Supreme Court won't rule on Gov. Baker's pandemic authority
The U.S. Supreme Court decided Monday against hearing an appeal of a decision that found Gov. Charlie Baker did not overstep his authority with sweeping orders to close businesses and limit gatherings to control the coronavirus early in the pandemic.
The nation’s highest court announced without comment Monday that it would not consider the appeal.
The lawsuit argued that Baker had no authority to issue public health-related orders under the state's Civil Defense Act, which it said was designed to protect the state from foreign invasions, insurrections, and catastrophic events like hurricanes and fires.
The Massachusetts Supreme Judicial Court, the state's highest court, in December rejected the challenge, brought on behalf of a group including salon owners, pastors and the headmaster of a private school. They accused the Republican governor of exercising “legislative police power” by declaring a state of emergency under the Civil Defense Act.

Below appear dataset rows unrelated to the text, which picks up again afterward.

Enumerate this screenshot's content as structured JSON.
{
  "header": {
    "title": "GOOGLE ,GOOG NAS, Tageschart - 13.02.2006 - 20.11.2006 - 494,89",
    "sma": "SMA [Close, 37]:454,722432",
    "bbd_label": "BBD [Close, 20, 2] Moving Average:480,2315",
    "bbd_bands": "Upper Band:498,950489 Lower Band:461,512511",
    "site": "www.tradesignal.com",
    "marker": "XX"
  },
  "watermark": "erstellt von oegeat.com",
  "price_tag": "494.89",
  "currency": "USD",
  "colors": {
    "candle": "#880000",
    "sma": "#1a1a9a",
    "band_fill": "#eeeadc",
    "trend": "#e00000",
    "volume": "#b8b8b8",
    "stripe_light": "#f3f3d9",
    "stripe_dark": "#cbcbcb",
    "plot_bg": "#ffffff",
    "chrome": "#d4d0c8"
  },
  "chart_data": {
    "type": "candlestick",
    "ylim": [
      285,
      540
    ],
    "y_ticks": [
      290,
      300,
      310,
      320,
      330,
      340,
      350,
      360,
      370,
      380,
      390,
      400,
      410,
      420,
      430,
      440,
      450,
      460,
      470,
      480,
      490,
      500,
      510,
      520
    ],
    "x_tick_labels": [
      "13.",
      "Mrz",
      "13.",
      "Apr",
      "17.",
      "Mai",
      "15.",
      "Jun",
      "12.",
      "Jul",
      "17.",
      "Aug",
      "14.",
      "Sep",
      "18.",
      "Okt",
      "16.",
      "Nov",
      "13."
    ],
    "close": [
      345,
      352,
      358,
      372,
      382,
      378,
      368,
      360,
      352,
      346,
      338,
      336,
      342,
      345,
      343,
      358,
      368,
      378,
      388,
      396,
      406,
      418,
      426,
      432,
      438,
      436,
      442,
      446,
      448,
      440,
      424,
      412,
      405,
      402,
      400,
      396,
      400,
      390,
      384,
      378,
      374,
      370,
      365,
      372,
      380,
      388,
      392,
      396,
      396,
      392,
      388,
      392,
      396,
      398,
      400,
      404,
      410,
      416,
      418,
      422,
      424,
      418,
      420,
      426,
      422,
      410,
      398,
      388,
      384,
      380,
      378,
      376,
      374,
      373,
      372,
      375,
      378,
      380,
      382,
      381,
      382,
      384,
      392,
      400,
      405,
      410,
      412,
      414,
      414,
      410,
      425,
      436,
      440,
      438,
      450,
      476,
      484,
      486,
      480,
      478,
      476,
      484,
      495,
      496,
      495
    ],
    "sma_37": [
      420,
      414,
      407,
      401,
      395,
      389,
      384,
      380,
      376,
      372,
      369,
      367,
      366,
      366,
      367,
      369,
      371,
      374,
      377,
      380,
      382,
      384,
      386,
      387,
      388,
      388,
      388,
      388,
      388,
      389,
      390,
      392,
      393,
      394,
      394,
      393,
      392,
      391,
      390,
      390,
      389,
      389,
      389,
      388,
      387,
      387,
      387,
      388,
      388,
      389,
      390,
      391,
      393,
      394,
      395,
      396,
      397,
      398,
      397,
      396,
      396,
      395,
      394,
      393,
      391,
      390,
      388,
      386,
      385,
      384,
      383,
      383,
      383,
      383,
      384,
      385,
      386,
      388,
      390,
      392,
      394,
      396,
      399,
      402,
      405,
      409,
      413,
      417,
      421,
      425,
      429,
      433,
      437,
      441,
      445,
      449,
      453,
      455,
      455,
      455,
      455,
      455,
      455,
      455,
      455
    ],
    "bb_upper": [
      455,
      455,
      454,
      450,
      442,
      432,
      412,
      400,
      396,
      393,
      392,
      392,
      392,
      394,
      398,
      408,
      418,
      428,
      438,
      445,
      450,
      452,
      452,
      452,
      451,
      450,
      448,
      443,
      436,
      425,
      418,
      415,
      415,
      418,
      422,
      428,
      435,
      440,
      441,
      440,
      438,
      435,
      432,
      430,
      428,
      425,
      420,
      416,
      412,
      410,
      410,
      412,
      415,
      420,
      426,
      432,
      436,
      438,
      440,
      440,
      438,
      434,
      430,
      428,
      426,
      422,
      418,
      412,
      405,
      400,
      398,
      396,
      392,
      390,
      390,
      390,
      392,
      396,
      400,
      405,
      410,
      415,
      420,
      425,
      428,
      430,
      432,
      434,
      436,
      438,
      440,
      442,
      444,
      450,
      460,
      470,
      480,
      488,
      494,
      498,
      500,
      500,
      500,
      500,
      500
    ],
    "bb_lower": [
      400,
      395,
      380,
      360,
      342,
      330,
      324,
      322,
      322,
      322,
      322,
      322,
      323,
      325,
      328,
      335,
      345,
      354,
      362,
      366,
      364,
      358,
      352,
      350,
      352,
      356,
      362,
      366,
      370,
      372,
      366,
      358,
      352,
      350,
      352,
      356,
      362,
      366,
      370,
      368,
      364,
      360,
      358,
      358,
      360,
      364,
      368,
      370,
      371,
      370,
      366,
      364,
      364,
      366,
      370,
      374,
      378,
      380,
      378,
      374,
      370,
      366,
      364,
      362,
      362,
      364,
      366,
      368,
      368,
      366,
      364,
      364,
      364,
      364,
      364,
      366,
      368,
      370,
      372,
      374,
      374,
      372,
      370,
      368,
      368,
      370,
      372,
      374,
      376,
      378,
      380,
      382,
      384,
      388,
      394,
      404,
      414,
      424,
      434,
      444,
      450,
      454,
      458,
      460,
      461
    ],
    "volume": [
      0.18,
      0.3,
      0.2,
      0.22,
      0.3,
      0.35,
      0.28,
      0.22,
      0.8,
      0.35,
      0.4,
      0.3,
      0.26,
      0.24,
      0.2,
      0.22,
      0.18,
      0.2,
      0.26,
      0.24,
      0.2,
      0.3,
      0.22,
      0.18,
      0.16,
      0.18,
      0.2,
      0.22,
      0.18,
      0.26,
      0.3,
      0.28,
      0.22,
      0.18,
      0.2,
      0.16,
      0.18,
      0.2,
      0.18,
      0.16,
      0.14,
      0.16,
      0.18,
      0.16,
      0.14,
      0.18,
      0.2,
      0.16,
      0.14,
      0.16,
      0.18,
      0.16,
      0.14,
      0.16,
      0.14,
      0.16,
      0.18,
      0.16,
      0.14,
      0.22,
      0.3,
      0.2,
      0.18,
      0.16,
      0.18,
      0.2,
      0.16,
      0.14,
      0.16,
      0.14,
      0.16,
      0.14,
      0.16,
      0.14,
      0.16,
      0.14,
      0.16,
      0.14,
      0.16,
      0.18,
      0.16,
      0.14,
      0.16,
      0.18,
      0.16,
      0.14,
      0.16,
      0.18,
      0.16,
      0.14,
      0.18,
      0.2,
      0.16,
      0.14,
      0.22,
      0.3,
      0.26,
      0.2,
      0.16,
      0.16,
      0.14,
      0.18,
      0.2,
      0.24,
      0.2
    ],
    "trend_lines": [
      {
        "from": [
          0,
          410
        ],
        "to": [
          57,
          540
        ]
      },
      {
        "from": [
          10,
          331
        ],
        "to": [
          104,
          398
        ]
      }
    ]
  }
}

The Massachusetts court said the pandemic clearly merited action by the governor under the Cold War-era law. It also rejected the lawsuit’s argument that the governor’s actions infringed on people’s constitutional rights to due process and free assembly.
“Given that COVID-19 is a pandemic that has killed over a million people worldwide, it spreads from person to person, effective vaccines have not yet been distributed, there is no known cure, and a rise in cases threatens to overrun the Commonwealth’s hospital system, it is a natural cause for which action is needed,” the Massachusetts court stated in its December ruling.
The governor declared a state of emergency March 10, 2020, giving him greater power to take actions like shutting down events with large gatherings of people or gaining access to buildings or stockpiling protective gear.
He went on to issue a slew of emergency orders prohibiting gatherings of a certain size, closing certain businesses and mandating masks aimed at slowing the spread of the disease in the hard-hit state.
"I take a certain amount of satisfaction in the fact that those decisions have been validated by the court because we believe they were in fact legal and appropriate based on the facts as we knew them and the law, as it stands," Baker told WBUR on Monday. "I don't think anybody, given how much difficulty we've all put up with and gone through over the course of the last 18 months should take any kind of a victory lap on much of anything associated with this."
More than 18,200 Massachusetts residents have died from COVID-19 since the start of the pandemic.